This is why email marketing is broken

By David Card
Blog Post

When I think about the state of B2B email marketing in 2018, something seems broken. We’ve lost the vital human connection. Could relentless push to automate and optimize and A/B test and nurture and pixel and sales funnel ‘users’ to ‘convert’ be having the opposite effect?

At first, it all seems like a good idea. Track users, optimize their journey. Drip feed them just the right content at statistically ideal times. Nurture them with email marketing over the finish line. A whole industry, our industry, is built around this. Follow the tried and true methodology – let the algorithms do the rest.

But, the problem is, people have caught on to the game.

You see, we’re dealing with the most skeptical audiences in history.  Decisions about brands are made in nanoseconds. People know when they are being drip-fed now.  We feel the sales funnel closing in around us and it creates buying resistance.

As a not-pure-B2B (but nevertheless relevant) example, I recently became a member at a major New York Museum.  I usually opt-out of any email campaigns immediately but I figured this was one time where it might be interesting to me to see what’s going on, possibly find some exclusive benefits, or an event I could attend.

So what happened? They squandered my goodwill by bludgeoning me with five emails in the first week.  Literally as I am writing this paragraph a sixth email just came in.

Who thought this was a good idea?

And, this is my point. Here you have a prospect, someone who actually wants to read your content, who’s interested, engaged, and feeling good about your brand.  Six emails and 168 hours later you’ve lost that prospect, because you are not thinking about the human on the other end of the continuum.

This is where human beings considering the motivations of other people can make a difference.  Here’s a breakdown of the five emails:
The obligatory Thank-You / welcome email (does it really have to be obligatory?)

  1. A second, totally un-necessary Thank-You email
  2. A third email from the Director of Membership thanking me yet again for supporting their institution.
  3. A sales email to try and sell me on gifting memberships
  4. A notification about member after hours – finally something I might actually be interested in.
  5. A notification to mark my calendar for ‘exclusive member programs’ – potentially valuable, but greatly diminished in value due to the fact that it came less than 24 hours after the last bit of content.

But wait, there’s more. Those were only the emails from Membership Services. I also received (in the same 7 day period):

  1. A sales email from the gift shop (“top gifts are 20% off”)
  2. A “personal note” from someone, probably the Museum President, thanking me (for the third time this week) for being a member (for one week), along with “best wishes this holiday season”
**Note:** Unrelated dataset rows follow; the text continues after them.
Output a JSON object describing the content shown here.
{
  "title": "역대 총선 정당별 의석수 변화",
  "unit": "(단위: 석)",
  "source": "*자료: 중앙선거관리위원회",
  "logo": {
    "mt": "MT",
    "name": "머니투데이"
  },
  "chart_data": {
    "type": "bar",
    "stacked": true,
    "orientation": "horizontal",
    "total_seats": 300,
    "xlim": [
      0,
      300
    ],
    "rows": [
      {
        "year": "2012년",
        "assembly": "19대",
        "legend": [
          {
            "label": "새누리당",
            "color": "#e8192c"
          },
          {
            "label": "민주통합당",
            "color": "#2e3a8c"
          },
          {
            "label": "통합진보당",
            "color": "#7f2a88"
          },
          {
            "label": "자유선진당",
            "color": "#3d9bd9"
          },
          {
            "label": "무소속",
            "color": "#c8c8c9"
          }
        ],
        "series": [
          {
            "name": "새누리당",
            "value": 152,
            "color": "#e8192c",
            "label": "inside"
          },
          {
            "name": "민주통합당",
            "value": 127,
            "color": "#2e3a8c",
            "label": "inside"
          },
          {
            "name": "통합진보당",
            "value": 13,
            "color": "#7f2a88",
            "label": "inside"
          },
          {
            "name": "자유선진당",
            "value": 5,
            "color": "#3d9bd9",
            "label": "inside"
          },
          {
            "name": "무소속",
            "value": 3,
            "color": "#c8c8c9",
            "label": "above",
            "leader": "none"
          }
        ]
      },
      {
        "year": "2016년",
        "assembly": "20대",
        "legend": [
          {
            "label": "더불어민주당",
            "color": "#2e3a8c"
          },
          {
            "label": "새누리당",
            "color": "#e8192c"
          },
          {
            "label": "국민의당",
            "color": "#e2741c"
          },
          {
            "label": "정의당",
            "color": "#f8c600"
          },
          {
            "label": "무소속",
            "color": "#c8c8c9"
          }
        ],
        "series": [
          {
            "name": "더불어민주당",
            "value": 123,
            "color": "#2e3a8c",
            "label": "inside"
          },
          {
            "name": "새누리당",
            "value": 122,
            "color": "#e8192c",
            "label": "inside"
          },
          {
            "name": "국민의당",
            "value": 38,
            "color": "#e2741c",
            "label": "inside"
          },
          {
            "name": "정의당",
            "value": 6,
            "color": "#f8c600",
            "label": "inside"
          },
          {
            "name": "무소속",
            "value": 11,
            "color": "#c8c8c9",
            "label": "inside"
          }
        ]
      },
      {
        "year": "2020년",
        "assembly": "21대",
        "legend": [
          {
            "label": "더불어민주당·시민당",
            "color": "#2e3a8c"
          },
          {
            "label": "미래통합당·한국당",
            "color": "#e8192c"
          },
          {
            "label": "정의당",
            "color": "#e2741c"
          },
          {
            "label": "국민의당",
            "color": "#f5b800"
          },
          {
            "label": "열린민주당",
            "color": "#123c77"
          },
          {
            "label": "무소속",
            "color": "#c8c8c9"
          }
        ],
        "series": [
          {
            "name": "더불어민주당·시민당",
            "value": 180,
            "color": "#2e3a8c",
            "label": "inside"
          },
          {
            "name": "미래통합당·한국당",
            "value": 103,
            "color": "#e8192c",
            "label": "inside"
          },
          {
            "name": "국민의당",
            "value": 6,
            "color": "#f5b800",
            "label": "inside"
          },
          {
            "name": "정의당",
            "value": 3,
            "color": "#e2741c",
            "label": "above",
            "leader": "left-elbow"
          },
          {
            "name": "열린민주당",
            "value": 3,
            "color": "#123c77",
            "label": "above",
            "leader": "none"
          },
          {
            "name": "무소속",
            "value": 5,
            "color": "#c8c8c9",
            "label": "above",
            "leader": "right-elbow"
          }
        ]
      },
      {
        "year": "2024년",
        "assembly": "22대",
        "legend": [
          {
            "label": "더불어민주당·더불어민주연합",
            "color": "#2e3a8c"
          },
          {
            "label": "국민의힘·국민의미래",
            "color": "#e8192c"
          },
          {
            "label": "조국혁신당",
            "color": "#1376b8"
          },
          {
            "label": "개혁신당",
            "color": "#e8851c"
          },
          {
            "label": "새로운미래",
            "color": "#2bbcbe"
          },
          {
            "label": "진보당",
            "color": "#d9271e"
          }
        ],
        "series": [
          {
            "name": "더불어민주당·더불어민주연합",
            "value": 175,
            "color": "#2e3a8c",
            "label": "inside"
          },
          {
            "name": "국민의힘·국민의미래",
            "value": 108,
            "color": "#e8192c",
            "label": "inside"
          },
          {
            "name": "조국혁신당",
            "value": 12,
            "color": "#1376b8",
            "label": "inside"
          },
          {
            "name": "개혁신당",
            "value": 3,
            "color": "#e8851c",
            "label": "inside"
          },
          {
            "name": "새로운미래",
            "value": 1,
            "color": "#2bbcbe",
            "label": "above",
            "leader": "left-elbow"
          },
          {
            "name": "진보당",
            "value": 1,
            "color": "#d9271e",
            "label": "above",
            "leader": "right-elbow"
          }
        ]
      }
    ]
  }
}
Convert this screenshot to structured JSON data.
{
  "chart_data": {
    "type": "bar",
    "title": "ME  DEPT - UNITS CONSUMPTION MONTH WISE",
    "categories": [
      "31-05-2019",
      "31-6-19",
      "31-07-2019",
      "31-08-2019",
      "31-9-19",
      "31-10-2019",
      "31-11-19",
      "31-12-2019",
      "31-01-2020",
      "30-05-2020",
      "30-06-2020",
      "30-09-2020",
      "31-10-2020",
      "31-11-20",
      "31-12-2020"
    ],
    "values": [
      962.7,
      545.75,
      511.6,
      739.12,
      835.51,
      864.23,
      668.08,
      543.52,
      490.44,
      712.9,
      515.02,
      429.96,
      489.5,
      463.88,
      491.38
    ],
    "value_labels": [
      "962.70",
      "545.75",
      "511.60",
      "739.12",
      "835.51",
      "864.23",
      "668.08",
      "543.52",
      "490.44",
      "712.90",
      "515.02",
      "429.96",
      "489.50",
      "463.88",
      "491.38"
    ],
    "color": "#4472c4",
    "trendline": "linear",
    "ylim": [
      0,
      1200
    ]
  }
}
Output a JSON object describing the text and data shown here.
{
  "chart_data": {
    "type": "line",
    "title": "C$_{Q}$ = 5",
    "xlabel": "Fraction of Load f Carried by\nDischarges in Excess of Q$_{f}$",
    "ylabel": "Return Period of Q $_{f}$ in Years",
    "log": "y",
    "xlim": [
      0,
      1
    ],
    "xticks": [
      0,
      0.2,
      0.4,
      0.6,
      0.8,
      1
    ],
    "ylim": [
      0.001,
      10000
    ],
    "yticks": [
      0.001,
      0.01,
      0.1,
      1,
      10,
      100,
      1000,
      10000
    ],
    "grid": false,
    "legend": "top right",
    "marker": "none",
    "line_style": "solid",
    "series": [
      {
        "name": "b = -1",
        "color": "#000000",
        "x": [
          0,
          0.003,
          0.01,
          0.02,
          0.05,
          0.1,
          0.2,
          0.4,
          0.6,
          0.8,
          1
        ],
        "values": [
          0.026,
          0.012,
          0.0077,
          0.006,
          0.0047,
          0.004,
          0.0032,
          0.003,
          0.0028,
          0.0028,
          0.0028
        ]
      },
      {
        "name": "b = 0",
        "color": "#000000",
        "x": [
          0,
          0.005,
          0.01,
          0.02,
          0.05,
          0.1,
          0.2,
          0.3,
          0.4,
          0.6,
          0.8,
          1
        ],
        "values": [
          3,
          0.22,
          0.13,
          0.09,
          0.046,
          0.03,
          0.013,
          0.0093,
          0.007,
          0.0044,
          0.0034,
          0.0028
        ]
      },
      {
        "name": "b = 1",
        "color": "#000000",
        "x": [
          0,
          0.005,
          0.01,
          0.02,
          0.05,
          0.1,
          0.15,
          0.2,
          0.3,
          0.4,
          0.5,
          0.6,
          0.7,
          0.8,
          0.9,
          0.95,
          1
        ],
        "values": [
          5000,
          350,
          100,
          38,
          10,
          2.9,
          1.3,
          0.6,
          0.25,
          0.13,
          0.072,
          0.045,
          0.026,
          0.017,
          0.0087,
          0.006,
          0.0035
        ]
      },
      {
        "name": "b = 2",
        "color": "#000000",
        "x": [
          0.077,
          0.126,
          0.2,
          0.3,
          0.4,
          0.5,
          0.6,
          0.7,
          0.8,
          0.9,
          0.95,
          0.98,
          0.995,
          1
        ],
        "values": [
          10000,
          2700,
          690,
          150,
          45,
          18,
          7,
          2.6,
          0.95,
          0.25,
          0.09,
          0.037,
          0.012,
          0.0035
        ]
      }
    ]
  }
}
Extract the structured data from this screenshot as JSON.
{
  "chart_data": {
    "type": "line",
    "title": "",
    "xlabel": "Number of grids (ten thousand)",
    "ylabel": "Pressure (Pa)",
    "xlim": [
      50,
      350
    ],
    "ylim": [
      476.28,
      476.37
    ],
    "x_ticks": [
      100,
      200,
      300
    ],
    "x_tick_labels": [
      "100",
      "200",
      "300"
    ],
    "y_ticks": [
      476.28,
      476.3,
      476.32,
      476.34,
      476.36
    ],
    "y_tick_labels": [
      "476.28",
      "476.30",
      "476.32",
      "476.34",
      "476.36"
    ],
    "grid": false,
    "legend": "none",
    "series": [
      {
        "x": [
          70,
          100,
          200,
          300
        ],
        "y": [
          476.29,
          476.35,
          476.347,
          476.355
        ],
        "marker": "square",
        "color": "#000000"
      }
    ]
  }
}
What should I do at this point?  What would you do? Odds are, they just lost a subscriber, some brand value, and a potential brand advocate.  All because their content marketing was asleep at the wheel, and the robots kicked out too many messages in too short a time.

How do you fix this? Apply a few core principles, and a little ‘common sense” thinking.

1. Opt-ins are gold.

You never squander them for any reason, ever. And, the number one sin is too many emails in too short a time. Don’t do it.  1-2 per month is ideal.

2. Test.

How hard would it be to simulate the journey I just travelled? Even a rudimentary simulation would have came to the conclusion that rule #1 was being violated.

3. Stop sending duplicate content.

I was thanked for my membership no less than four times in one week.  Great for my ego, not great for the brand.

4. Ask, “does this make sense”?  about everything.

Because everything matters.  Does it make sense to send the annual thank you letter to people who just signed up 3 days ago?  Is it possible to have a more customized system?  What if people who have been members for over 5 years got a letter acknowledging that and throwing them a unique benefit? What if my thank-you letter started off with “I know you just joined recently, but boy are we grateful”?

5. Don’t let multiple teams/ units over-post content.

You have to think of everything from your organization as one stream of content. In this example, Membership, Administration, Marketing and the Museum Store all had messages they wanted to get out, and the resulting fire hose did more harm than good. Coordinate your efforts or pay the price.

A recent ad campaign tagline for a sneaker company was “Be More Human”  That’s where we need to go for this to work.  Applying basic common sense, an ability to think like the person (not the ‘end-user’) on the other end of whatever content we are sending, taking a holistic view of all messages, and customizing content are just a few ways you can do this.